Handle edge cases. When a class has no positive predictions or no actual positives, precision or recall becomes undefined. Scikit-learn returns 0 by default, but you should investigate why your model completely misses a class.

Don’t optimize for F1 blindly. F1 score is a reporting metric, not always the best optimization target. Consider optimizing for precision at a specific recall threshold, or use ROC-AUC during training and F1 for evaluation.

Report multiple metrics.
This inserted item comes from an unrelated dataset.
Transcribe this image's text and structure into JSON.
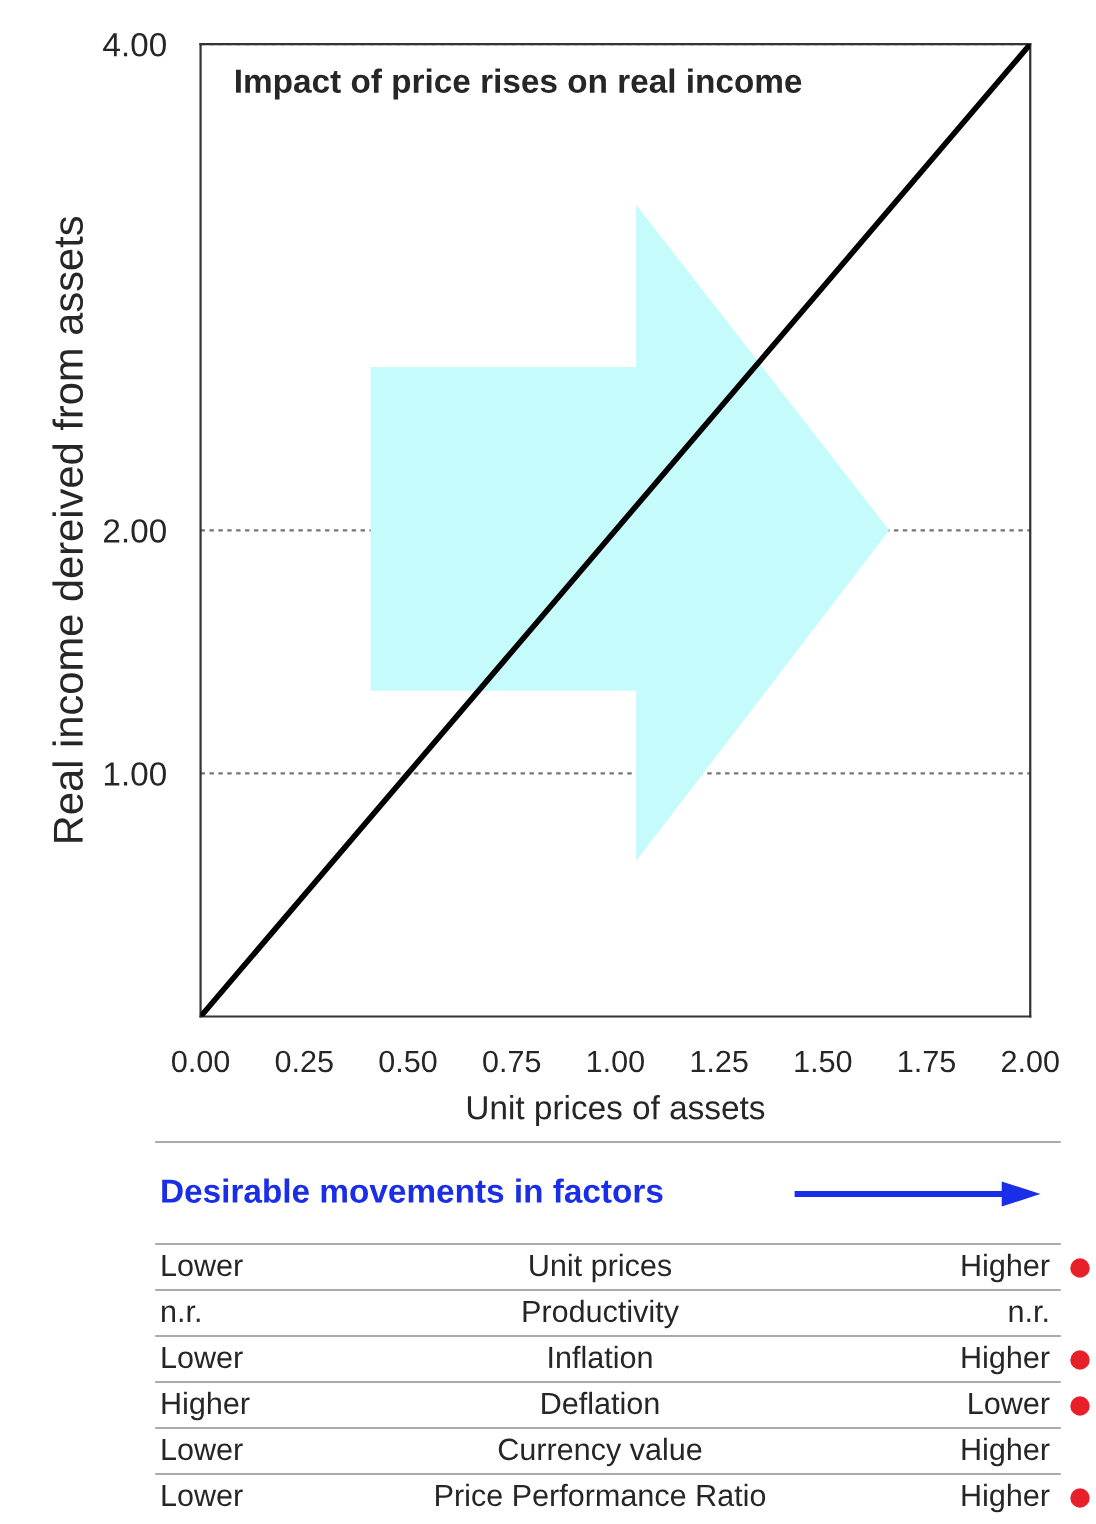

Always show precision and recall alongside F1 score. An F1 of 0.7 could mean balanced 70/70 or imbalanced 95/55—the interpretation differs dramatically.

Set appropriate thresholds. For probabilistic classifiers, the default 0.5 threshold is arbitrary. Use precision-recall curves to find the threshold that achieves your desired precision-recall trade-off, then calculate F1 at that threshold.

from sklearn.metrics import precision_recall_curve

# Get prediction probabilities
y_proba = model.predict_proba(X_test)[:, 1]

# Calculate precision-recall curve
precisions, recalls, thresholds = precision_recall_curve(y_test, y_proba)

# Find threshold that maximizes F1
f1_scores = 2 * (precisions * recalls) / (precisions + recalls + 1e-10)
best_threshold_idx = np.argmax(f1_scores)
best_threshold = thresholds[best_threshold_idx]

print(f"Best threshold: {best_threshold:.3f}")
print(f"Best F1 score: {f1_scores[best_threshold_idx]:.3f}")

F1 score is a powerful tool for evaluating classification models, particularly on imbalanced datasets. Master its calculation, understand its limitations, and always interpret it in context with precision and recall. Your models—and your stakeholders—will thank you.